The filmmaker’s third feature-length outing, Three Billboards is a film mired in all sorts of tragedy, delving into characters as they grieve over the loss of a loved one, and others as they come to terms with their own approaching demise.
Yet from all this pain, McDonagh finds a way to inspire joy, provoke lasting contemplation and deliver effortless laughs with razor-sharp wit and deep, dark humour.
Sick of the local law enforcement’s lacklustre efforts in hunting down her daughter’s murderer, Mildred Hayes (McDormand) rents out three billboards on the outskirts of town, plastering them with a damning message aimed squarely at the town’s sheriff, William Willoughby (Woody Harrelson).
More so than the sheriff himself, Mildred’s controversial act is a smack in the face to his second-in-command, Officer Dixon (Sam Rockwell) – a violent drunk at whom accusations of racism are frequently levelled.
Though intended to light a fire under the town’s lawmen, Mildred’s act of defiance sends shockwaves throughout Ebbing, revealing its inhabitants at their best, their repugnant worst and their most devastatingly human.
Crafted with a precision honed over two solid directorial efforts, an Oscar-winning short and a celebrated playwriting career, McDonagh’s tightly woven narrative catches us off guard time after time, like an unpredictable series of devious chess moves.
Every surefooted dramatic step, insignificant as some may feel, has a part to play in Three Billboards.

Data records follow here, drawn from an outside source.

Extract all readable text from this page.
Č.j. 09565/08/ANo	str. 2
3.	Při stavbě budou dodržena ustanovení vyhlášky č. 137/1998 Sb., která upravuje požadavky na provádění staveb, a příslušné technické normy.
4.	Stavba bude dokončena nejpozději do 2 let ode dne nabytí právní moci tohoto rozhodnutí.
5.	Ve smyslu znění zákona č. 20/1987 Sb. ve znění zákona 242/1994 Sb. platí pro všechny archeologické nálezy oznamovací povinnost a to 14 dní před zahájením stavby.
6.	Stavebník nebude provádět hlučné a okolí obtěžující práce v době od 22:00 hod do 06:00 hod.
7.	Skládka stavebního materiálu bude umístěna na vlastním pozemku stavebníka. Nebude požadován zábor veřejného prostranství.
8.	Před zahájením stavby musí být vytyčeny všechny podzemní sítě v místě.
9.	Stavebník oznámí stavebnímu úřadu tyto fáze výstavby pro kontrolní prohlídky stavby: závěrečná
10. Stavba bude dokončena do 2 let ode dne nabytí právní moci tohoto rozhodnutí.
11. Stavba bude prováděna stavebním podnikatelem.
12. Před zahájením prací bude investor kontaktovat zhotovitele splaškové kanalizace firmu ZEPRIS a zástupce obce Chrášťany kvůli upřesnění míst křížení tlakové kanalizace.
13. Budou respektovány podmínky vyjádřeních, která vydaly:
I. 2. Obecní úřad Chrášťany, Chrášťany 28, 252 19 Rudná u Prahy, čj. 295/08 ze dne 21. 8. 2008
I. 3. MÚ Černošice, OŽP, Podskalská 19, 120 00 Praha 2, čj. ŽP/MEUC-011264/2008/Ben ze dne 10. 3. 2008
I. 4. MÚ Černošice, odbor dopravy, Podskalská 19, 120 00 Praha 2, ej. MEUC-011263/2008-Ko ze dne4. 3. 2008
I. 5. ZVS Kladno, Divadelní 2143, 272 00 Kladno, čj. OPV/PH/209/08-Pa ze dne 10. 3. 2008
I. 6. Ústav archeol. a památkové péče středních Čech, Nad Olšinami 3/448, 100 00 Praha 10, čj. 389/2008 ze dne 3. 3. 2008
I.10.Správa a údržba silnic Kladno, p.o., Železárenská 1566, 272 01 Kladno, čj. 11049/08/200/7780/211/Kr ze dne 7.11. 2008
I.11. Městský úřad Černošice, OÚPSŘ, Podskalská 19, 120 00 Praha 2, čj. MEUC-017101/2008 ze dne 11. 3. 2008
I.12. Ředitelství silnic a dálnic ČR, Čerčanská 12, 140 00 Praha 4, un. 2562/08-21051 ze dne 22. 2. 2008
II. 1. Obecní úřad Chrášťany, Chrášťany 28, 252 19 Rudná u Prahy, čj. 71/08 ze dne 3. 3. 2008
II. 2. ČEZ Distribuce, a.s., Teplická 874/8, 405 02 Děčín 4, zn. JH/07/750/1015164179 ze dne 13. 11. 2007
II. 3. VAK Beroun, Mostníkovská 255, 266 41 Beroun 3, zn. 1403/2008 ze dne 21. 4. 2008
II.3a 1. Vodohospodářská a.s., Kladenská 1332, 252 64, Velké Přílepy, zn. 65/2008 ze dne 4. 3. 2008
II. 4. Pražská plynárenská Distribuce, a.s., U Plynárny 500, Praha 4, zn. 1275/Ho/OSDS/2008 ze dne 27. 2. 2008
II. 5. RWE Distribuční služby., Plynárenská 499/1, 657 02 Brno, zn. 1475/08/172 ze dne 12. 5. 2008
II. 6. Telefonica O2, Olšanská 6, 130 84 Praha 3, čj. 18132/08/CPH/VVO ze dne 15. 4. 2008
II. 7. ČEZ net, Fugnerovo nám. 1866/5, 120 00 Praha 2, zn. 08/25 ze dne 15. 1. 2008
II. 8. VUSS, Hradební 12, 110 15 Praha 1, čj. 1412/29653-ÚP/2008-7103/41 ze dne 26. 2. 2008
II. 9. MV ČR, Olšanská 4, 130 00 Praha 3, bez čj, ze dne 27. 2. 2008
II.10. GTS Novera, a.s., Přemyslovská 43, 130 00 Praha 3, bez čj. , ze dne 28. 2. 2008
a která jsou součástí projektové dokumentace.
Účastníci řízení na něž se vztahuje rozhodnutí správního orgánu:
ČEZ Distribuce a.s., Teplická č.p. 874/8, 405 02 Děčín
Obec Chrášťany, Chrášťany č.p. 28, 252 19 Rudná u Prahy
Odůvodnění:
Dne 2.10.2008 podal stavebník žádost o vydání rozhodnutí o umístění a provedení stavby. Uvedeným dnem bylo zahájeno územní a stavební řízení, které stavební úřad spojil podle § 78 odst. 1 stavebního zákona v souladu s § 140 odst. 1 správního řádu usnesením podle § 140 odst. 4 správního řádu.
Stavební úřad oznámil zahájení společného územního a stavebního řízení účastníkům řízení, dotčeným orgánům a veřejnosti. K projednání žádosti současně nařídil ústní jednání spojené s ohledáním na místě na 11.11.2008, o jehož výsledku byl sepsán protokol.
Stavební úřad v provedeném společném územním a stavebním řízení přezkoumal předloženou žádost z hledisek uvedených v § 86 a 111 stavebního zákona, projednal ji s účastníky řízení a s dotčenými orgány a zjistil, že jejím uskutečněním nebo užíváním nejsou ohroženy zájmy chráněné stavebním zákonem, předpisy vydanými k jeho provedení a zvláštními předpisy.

This is masterful filmmaking: heartbreaking and emotional, but never sentimental; leisurely paced but never sluggish; didactic and intensely thought-provoking, but never heavy-handed.
Each player in this expansive cast turns in a performance that will likely sit at the critical zenith of their filmographies for years to come.
While the ostensible adversary from word one (if Mildred’s billboards are to be taken at face value) Harrelson’s Sheriff Willoughby is perhaps the story’s most compassionate figure – an instigator of certain acts both calculated and considerate; acts that push the narrative in directions we never expect.
Rockwell’s Officer Dixon is drunken, violent and erratic – an unstable buffoon and a seeming bigot.
And yet, coupled with McDonagh’s deft, authentic approach to crafting his characters, Rockwell’s Golden Globe-winning performance moulds Dixon’s despicable presence into something genuinely human; against all odds, we find ourselves quietly rooting for this idiot.
Ultimately, however, Three Billboards is all about Mildred – all about Francis McDormand’s powerful, tragic and inspiring performance.
There’s something almost Terminator-like about Mildred’s intensity, her perseverance through grief and unquenchable thirst for justice.
Like the best dramatic turns, we know instinctively that no one else could play Mildred and, accordingly, McDormand gives us one of the year’s finest performances.
As with McDonagh’s Irish-set plays, Three Billboards Outside of Ebbing, Missouri exists in a kind of imagined America, somewhere between reality and what an outsider perceives looking in.
Consequently, unbound to questions of authenticity, his story manages to say more about modern America than any exercise in precise realism ever could.
From the offset, we’re never sure where Three Billboards will end up.
This is a story laden with twists; twists both in narrative and our own perception, twists that provoke a change in our outlook on life and, as only the greatest films do, provoke a change in us on a fundamental level, leaving us a different person to the one that entered the cinema.
These day, few films hold that power.